I generally just do a 'Open PowerShell window here', then type 'cmd.'
asarian
28th May 2025, 00:09
Much better to set the affinity of the process for intended CPU cores.
Which is what I do now. I use Process Lasso Pro to tie x265 to P-Cores only, currently (And for light frame server jobs, I set VSPipe to run on the E-Cores.)
I was trying to use --pmode and --pme as option, hoping x265 can itself better spread out over all its Cores (having removed affinity, of course), but x265 said those options were deprecated, and aborted the process.
Z2697
29th May 2025, 15:40
Or just aviod mixed cores processor to save the headache, unless there's some characteristic that you really want (power efficiency for laptops as an example).
This even includes mixed conventional + compact Zen cores processor, and 2 CCDs with only 1 "X3D" CCD CPU.
I heard that the "core parking" issue with 7/9950X3D is annoying (for gamers).
Z2697
29th May 2025, 15:48
Which is what I do now. I use Process Lasso Pro to tie x265 to P-Cores only, currently (And for light frame server jobs, I set VSPipe to run on the E-Cores.)
I was trying to use --pmode and --pme as option, hoping x265 can itself better spread out over all its Cores (having removed affinity, of course), but x265 said those options were deprecated, and aborted the process.
pme and pmode is deprecated in 4.1 or 4.0, can't remember.
They are not useful at all, I guess that's the reason why they are deprecated.
You can still try them out using older versions.
asarian
29th May 2025, 16:30
Or just aviod mixed cores processor to save the headache, unless there's some characteristic that you really want (power efficiency for laptops as an example).
And this precisely why I started this thread saying "See, currently I let x265 render on the P-Cores only, as the parallelization across all cores (P and E alike) slows down the process even (as the entire process gets the performance of the lowest comnon denominator: the E cores)."
But with 16 E-Cores on the Core Ultra 258K (instead of 8 on my i9 12900k), plus hyperthreading gone on the P-Cores now, the penalty for ignoring those E-Cores becomes too large. Hence I was looking to see whether people have found smarter ways to spread things out over those P- and E-Cores.
benwaggoner
30th May 2025, 21:51
And this precisely why I started this thread saying "See, currently I let x265 render on the P-Cores only, as the parallelization across all cores (P and E alike) slows down the process even (as the entire process gets the performance of the lowest comnon denominator: the E cores)."

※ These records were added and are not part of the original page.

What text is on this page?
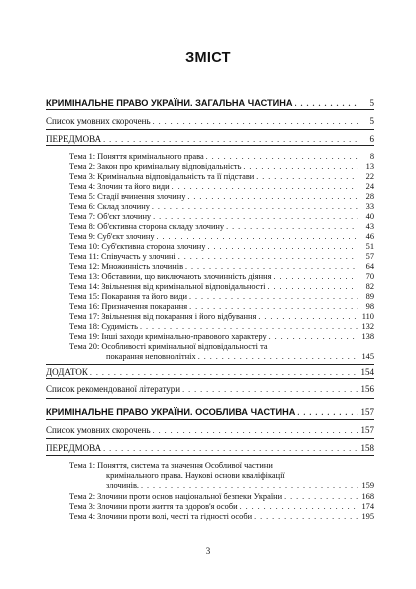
ЗМІСТ
КРИМІНАЛЬНЕ ПРАВО УКРАЇНИ. ЗАГАЛЬНА ЧАСТИНА . . .	5
Список умовних скорочень . . .	5
ПЕРЕДМОВА . . .	6
Тема 1: Поняття кримінального права . . .	8
Тема 2: Закон про кримінальну відповідальність . . .	13
Тема 3: Кримінальна відповідальність та її підстави . . .	22
Тема 4: Злочин та його види . . .	24
Тема 5: Стадії вчинення злочину . . .	28
Тема 6: Склад злочину . . .	33
Тема 7: Об'єкт злочину . . .	40
Тема 8: Об'єктивна сторона складу злочину . . .	43
Тема 9: Суб'єкт злочину . . .	46
Тема 10: Суб'єктивна сторона злочину . . .	51
Тема 11: Співучасть у злочині . . .	57
Тема 12: Множинність злочинів . . .	64
Тема 13: Обставини, що виключають злочинність діяння . . .	70
Тема 14: Звільнення від кримінальної відповідальності . . .	82
Тема 15: Покарання та його види . . .	89
Тема 16: Призначення покарання . . .	98
Тема 17: Звільнення від покарання і його відбування . . .	110
Тема 18: Судимість . . .	132
Тема 19: Інші заходи кримінально-правового характеру . . .	138
Тема 20: Особливості кримінальної відповідальності та
покарання неповнолітніх . . .	145
ДОДАТОК . . .	154
Список рекомендованої літератури . . .	156
КРИМІНАЛЬНЕ ПРАВО УКРАЇНИ. ОСОБЛИВА ЧАСТИНА . . .	157
Список умовних скорочень . . .	157
ПЕРЕДМОВА . . .	158
Тема 1: Поняття, система та значення Особливої частини
кримінального права. Наукові основи кваліфікації
злочинів. . . .	159
Тема 2: Злочини проти основ національної безпеки України . . .	168
Тема 3: Злочини проти життя та здоров'я особи . . .	174
Тема 4: Злочини проти волі, честі та гідності особи . . .	195
3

But with 16 E-Cores on the Core Ultra 258K (instead of 8 on my i9 12900k), plus hyperthreading gone on the P-Cores now, the penalty for ignoring those E-Cores becomes too large. Hence I was looking to see whether people have found smarter ways to spread things out over those P- and E-Cores.
I've found x265 on M-series Macs utilize the mix of core performance types quite effectively.

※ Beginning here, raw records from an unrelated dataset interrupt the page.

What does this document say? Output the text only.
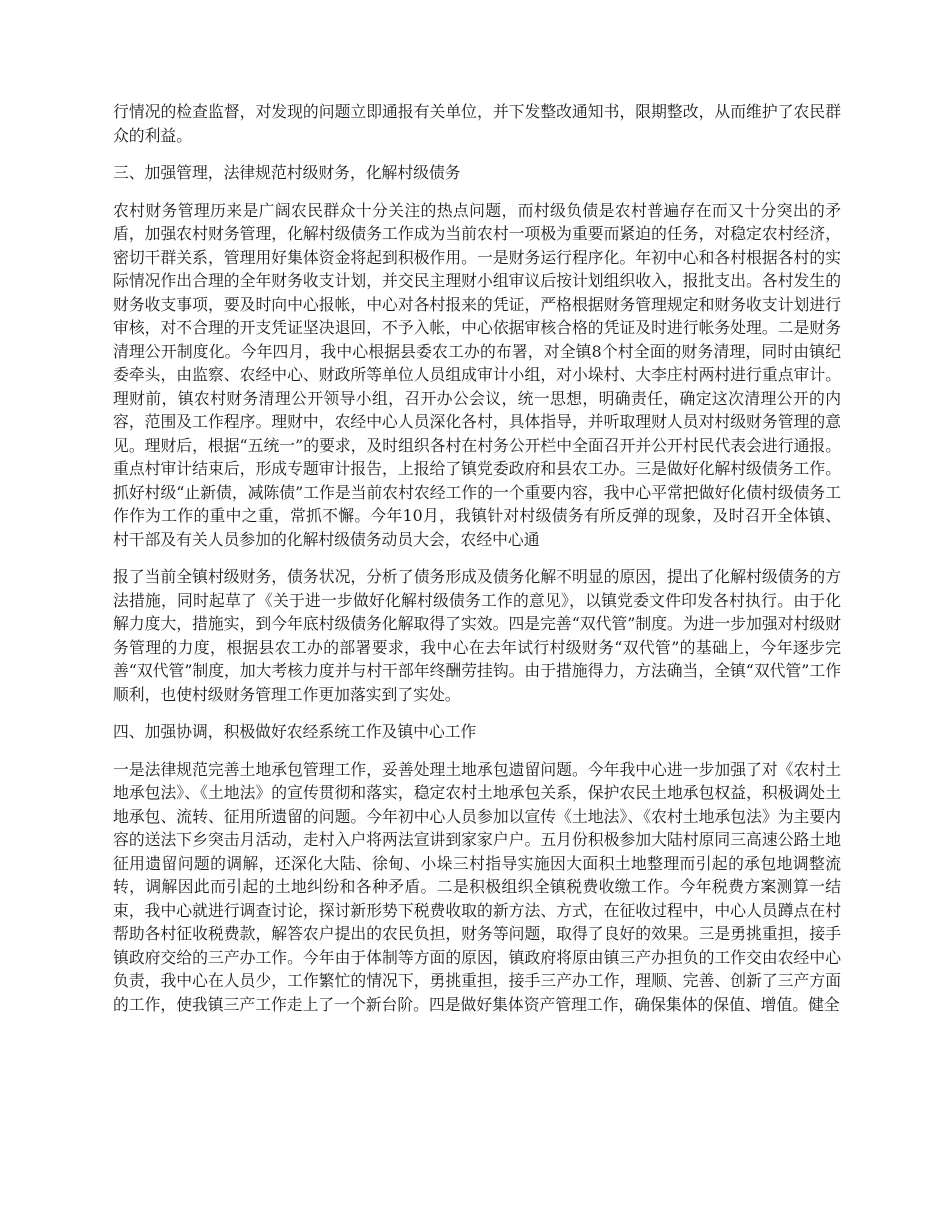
行情况的检查监督，对发现的问题立即通报有关单位，并下发整改通知书，限期整改，从而维护了农民群众的利益。

三、加强管理，法律规范村级财务，化解村级债务

农村财务管理历来是广阔农民群众十分关注的热点问题，而村级负债是农村普遍存在而又十分突出的矛盾，加强农村财务管理，化解村级债务工作成为当前农村一项极为重要而紧迫的任务，对稳定农村经济，密切干群关系，管理用好集体资金将起到积极作用。一是财务运行程序化。年初中心和各村根据各村的实际情况作出合理的全年财务收支计划，并交民主理财小组审议后按计划组织收入，报批支出。各村发生的财务收支事项，要及时向中心报帐，中心对各村报来的凭证，严格根据财务管理规定和财务收支计划进行审核，对不合理的开支凭证坚决退回，不予入帐，中心依据审核合格的凭证及时进行帐务处理。二是财务清理公开制度化。今年四月，我中心根据县委农工办的布署，对全镇8个村全面的财务清理，同时由镇纪委牵头，由监察、农经中心、财政所等单位人员组成审计小组，对小垛村、大李庄村两村进行重点审计。理财前，镇农村财务清理公开领导小组，召开办公会议，统一思想，明确责任，确定这次清理公开的内容，范围及工作程序。理财中，农经中心人员深化各村，具体指导，并听取理财人员对村级财务管理的意见。理财后，根据“五统一”的要求，及时组织各村在村务公开栏中全面召开并公开村民代表会进行通报。重点村审计结束后，形成专题审计报告，上报给了镇党委政府和县农工办。三是做好化解村级债务工作。抓好村级“止新债，减陈债”工作是当前农村农经工作的一个重要内容，我中心平常把做好化债村级债务工作作为工作的重中之重，常抓不懈。今年10月，我镇针对村级债务有所反弹的现象，及时召开全体镇、村干部及有关人员参加的化解村级债务动员大会，农经中心通

报了当前全镇村级财务，债务状况，分析了债务形成及债务化解不明显的原因，提出了化解村级债务的方法措施，同时起草了《关于进一步做好化解村级债务工作的意见》，以镇党委文件印发各村执行。由于化解力度大，措施实，到今年底村级债务化解取得了实效。四是完善“双代管”制度。为进一步加强对村级财务管理的力度，根据县农工办的部署要求，我中心在去年试行村级财务“双代管”的基础上，今年逐步完善“双代管”制度，加大考核力度并与村干部年终酬劳挂钩。由于措施得力，方法确当，全镇“双代管”工作顺利，也使村级财务管理工作更加落实到了实处。

四、加强协调，积极做好农经系统工作及镇中心工作

一是法律规范完善土地承包管理工作，妥善处理土地承包遗留问题。今年我中心进一步加强了对《农村土地承包法》、《土地法》的宣传贯彻和落实，稳定农村土地承包关系，保护农民土地承包权益，积极调处土地承包、流转、征用所遗留的问题。今年初中心人员参加以宣传《土地法》、《农村土地承包法》为主要内容的送法下乡突击月活动，走村入户将两法宣讲到家家户户。五月份积极参加大陆村原同三高速公路土地征用遗留问题的调解，还深化大陆、徐甸、小垛三村指导实施因大面积土地整理而引起的承包地调整流转，调解因此而引起的土地纠纷和各种矛盾。二是积极组织全镇税费收缴工作。今年税费方案测算一结束，我中心就进行调查讨论，探讨新形势下税费收取的新方法、方式，在征收过程中，中心人员蹲点在村帮助各村征收税费款，解答农户提出的农民负担，财务等问题，取得了良好的效果。三是勇挑重担，接手镇政府交给的三产办工作。今年由于体制等方面的原因，镇政府将原由镇三产办担负的工作交由农经中心负责，我中心在人员少，工作繁忙的情况下，勇挑重担，接手三产办工作，理顺、完善、创新了三产方面的工作，使我镇三产工作走上了一个新台阶。四是做好集体资产管理工作，确保集体的保值、增值。健全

I'm not sure if there is logic to aim different kinds of threads at difference cores, but I imagine that would be effective on any architecture. Some stuff really benefits from powerful SIMD, some doesn't.
Sagittaire
16th August 2025, 13:32
Well It's always difficult to make comparisons.
Anyway in real world perfomance two Ecore (2C/2T) are at same performance than one Pcore with hyperthreating (1C/2T) but for really less electrique power (more efficiency). This is the main interest of Ecore.

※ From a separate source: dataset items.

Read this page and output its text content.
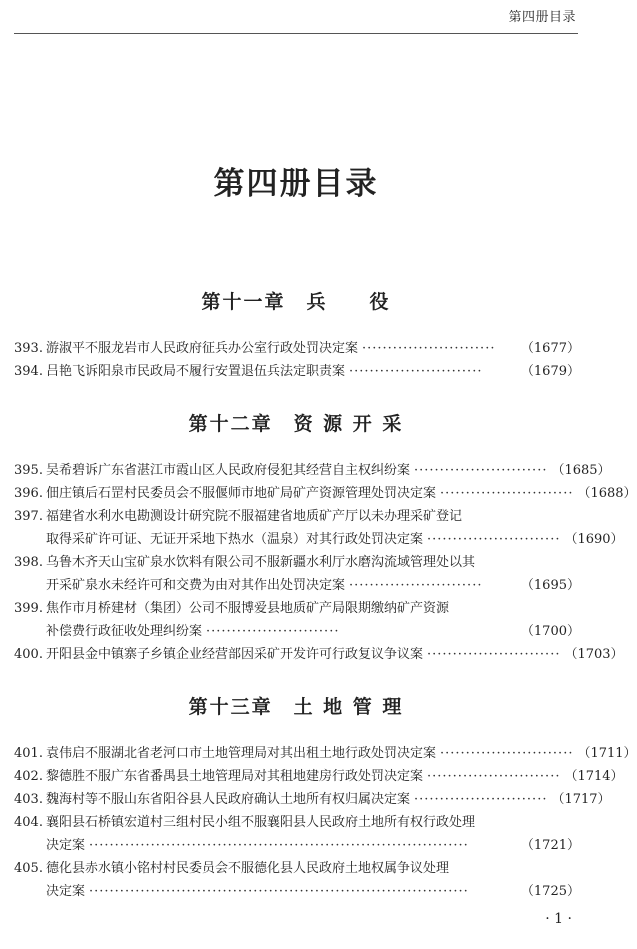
第四册目录
第四册目录
第十一章　兵　　役
393. 游淑平不服龙岩市人民政府征兵办公室行政处罚决定案 ··························	（1677）
394. 吕艳飞诉阳泉市民政局不履行安置退伍兵法定职责案 ··························	（1679）
第十二章　资 源 开 采
395. 吴希碧诉广东省湛江市霞山区人民政府侵犯其经营自主权纠纷案 ·························· （1685）
396. 佃庄镇后石罡村民委员会不服偃师市地矿局矿产资源管理处罚决定案 ·························· （1688）
397. 福建省水利水电勘测设计研究院不服福建省地质矿产厅以未办理采矿登记
取得采矿许可证、无证开采地下热水（温泉）对其行政处罚决定案 ·························· （1690）
398. 乌鲁木齐天山宝矿泉水饮料有限公司不服新疆水利厅水磨沟流域管理处以其
开采矿泉水未经许可和交费为由对其作出处罚决定案 ··························	（1695）
399. 焦作市月桥建材（集团）公司不服博爱县地质矿产局限期缴纳矿产资源
补偿费行政征收处理纠纷案 ··························	（1700）
400. 开阳县金中镇寨子乡镇企业经营部因采矿开发许可行政复议争议案 ·························· （1703）
第十三章　土 地 管 理
401. 袁伟启不服湖北省老河口市土地管理局对其出租土地行政处罚决定案 ·························· （1711）
402. 黎德胜不服广东省番禺县土地管理局对其租地建房行政处罚决定案 ·························· （1714）
403. 魏海村等不服山东省阳谷县人民政府确认土地所有权归属决定案 ·························· （1717）
404. 襄阳县石桥镇宏道村三组村民小组不服襄阳县人民政府土地所有权行政处理
决定案 ··········································································	（1721）
405. 德化县赤水镇小铭村村民委员会不服德化县人民政府土地权属争议处理
决定案 ··········································································	（1725）
· 1 ·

But in monocore test, one Pcore is really more performant than one Ecore.
So Ecore will be better for video encoding if and only if you manage to saturate all the cores of your CPU to 100%.
And that's the problem: it's very difficult to saturate a CPU with many cores (16C/32T for example) with video encoding. And in this case, 8 Pcores will be faster than 16 Ecores.
Sagittaire
16th August 2025, 13:37
Anyway 285K will be at ~ same performance level than 9950X for video encoding. The 14900K is already only less than 10% below the 9950X.